The following text is copyright 1998 by Network World, permission is hearby given for reproduction, as long as attribution is given and this notice is included.

Why we do what we do

By Scott Bradner
Network World, 5/25/98

Massachusetts is running out of phone numbers - again.

Less than a year ago, two new area codes were carved out of the two
area codes that have been serving eastern Massachusetts for years.
We are now told the newly created area codes may run out of
numbers as early as the year 2000.

Massachusetts currently has five area codes. Five area codes could
theoretically support 49,999,995 phone lines. Even if one were to
assume a good penetration of office phones, fax machines, cell
phones and second lines to support teenagers, the ability to support
nearly 50 million phone lines should not be all that confining in a state
whose total population was 6,016,425 people in 1990.

Now the phone companies want to add support for 20 million
additional lines.

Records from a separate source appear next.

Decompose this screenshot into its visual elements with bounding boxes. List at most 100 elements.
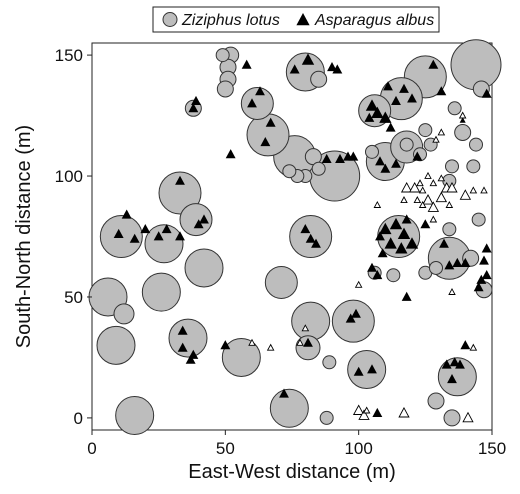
asparagus-point [348,151,359,161]
asparagus-point [444,260,455,270]
open-triangle-point [424,171,432,179]
open-triangle-point [418,186,427,194]
open-triangle-point [400,196,408,204]
asparagus-point [397,227,411,239]
ziziphus-point [240,86,274,120]
plot-frame [91,42,493,431]
asparagus-point [289,64,300,74]
asparagus-point [129,233,140,243]
asparagus-point [279,388,289,398]
asparagus-point [177,342,188,352]
asparagus-point [199,214,209,224]
asparagus-point [303,337,313,347]
asparagus-point [140,224,151,234]
open-triangle-point [352,404,365,415]
ziziphus-point [471,212,486,227]
asparagus-point [260,137,271,147]
open-triangle-point [437,174,446,182]
ziziphus-point [466,159,481,174]
asparagus-point [372,270,383,280]
asparagus-point [391,95,401,105]
ziziphus-point [179,203,213,237]
open-triangle-marks [248,111,488,423]
open-triangle-point [458,111,467,119]
ziziphus-point [216,80,234,98]
asparagus-point [449,357,460,367]
x-tick-label: 100 [344,439,372,458]
asparagus-point [481,243,492,253]
ziziphus-point [115,395,155,435]
open-triangle-point [398,406,410,418]
ziziphus-point [311,161,326,176]
y-tick-label: 150 [55,46,83,65]
asparagus-point [188,103,199,113]
asparagus-point [385,122,396,132]
open-triangle-point [416,179,424,187]
asparagus-point [375,156,385,166]
asparagus-point [372,407,383,417]
open-triangle-point [418,200,427,208]
y-axis-label: South-North distance (m) [13,125,35,348]
open-triangle-point [422,194,434,205]
y-tick-label: 100 [55,167,83,186]
ziziphus-point [447,101,462,116]
ziziphus-point [319,410,334,425]
asparagus-point [351,308,361,318]
asparagus-point [481,88,492,98]
asparagus-point [401,214,412,224]
open-triangle-point [462,411,474,423]
asparagus-point [452,257,463,267]
open-triangle-point [429,215,438,223]
asparagus-point [335,153,345,163]
x-tick-label: 150 [478,439,506,458]
asparagus-point [321,153,332,163]
asparagus-point [247,98,257,108]
asparagus-marks [113,53,492,417]
ziziphus-point [158,171,202,215]
asparagus-point [121,209,132,219]
ziziphus-point [282,164,297,179]
open-triangle-point [429,179,438,187]
ziziphus-point [322,355,337,370]
ziziphus-point [113,303,135,325]
asparagus-point [327,62,337,72]
open-triangle-point [427,201,440,212]
ziziphus-point [184,248,224,288]
asparagus-point [405,237,419,249]
open-triangle-point [435,191,448,203]
asparagus-point [384,237,397,249]
ziziphus-point [246,113,290,157]
asparagus-point [441,359,452,369]
asparagus-point [311,238,321,248]
asparagus-point [401,291,412,301]
asparagus-point [353,366,364,376]
open-triangle-point [358,409,370,420]
open-triangle-point [354,280,363,288]
ziziphus-point [215,48,230,63]
ziziphus-point [168,318,208,358]
asparagus-point [420,219,431,229]
ziziphus-point [96,325,136,365]
ziziphus-point [445,159,459,174]
legend-label-asparagus: Asparagus albus [314,12,434,29]
asparagus-point [364,112,375,122]
open-triangle-point [301,324,310,332]
asparagus-point [447,374,457,384]
open-triangle-point [248,338,256,346]
asparagus-point [241,59,252,69]
legend-label-ziziphus: Ziziphus lotus [181,12,280,29]
asparagus-point [473,282,484,292]
x-axis-label: East-West distance (m) [188,461,395,483]
open-triangle-point [373,200,382,208]
open-triangle-point [296,338,304,346]
asparagus-point [476,274,487,284]
ziziphus-point [427,392,445,410]
asparagus-point [399,83,409,93]
open-triangle-point [413,196,422,204]
asparagus-point [265,117,276,127]
asparagus-point [191,95,201,105]
open-triangle-point [362,406,371,414]
asparagus-point [225,149,236,159]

I don't think that many people have suddenly decided
shoveling snow is a fun task and therefore it's time to move to
Massachusetts.

The basic reason for this clear inefficiency is that the phone number
assignment rules are severely limited by the technology of the phone
system.

If I wanted to start a cellular phone service in an existing area code, I
would go to the phone number assignment authority
(www.nanpa.com), and if I met the authority's requirements, I would
be assigned a block of phone numbers. The minimum size block of
numbers that can be assigned is 9,999, even if I only have 10
customers.

This distribution process can result in inefficient use of the potential
number space. The problem, combined with the demand - The
Boston Globe reports there were 57 requests for phone number
blocks in one of the area codes during the week of May 11 - means
more area codes are on the way.

The Internet used to assign IP addresses in fixed- sized blocks like
this, with block sizes of 256 hosts (class C), 65,000 hosts (class B)
or 17 million hosts (class A). But this system changed a few years
back with the development of classless interdomain routing.

The Internet address assignment organizations - the American
Registry for Internet Numbers (ARIN) serves the Western
Hemisphere and southern Africa - now assign IP addresses in
power-of-two sized blocks. The size of an assignment is based on the
actual size of the organization, backed up by concrete documentation.
(ARIN's Web page is at www.arin.net)

The change in assignment procedures has dramatically moved back
the time at which the 'Net will run out of IP addresses and thus, the
time at which a switch to IPv6 will be forced by address exhaustion.
There are other reasons organizations may want to migrate to IPv6,
but it seems that the move won't be forced.

I hope the companies learn how to be more efficient because I'd just
as soon not change my phone numbers. But the problem may cure
itself if the projected Internet takeover of the phone system happens
soon enough.

Disclaimer: Neither ARIN (where I'm a board member) nor Harvard
(where I have an ambiguous title) does anything with phone
numbers except try to remember a few of them.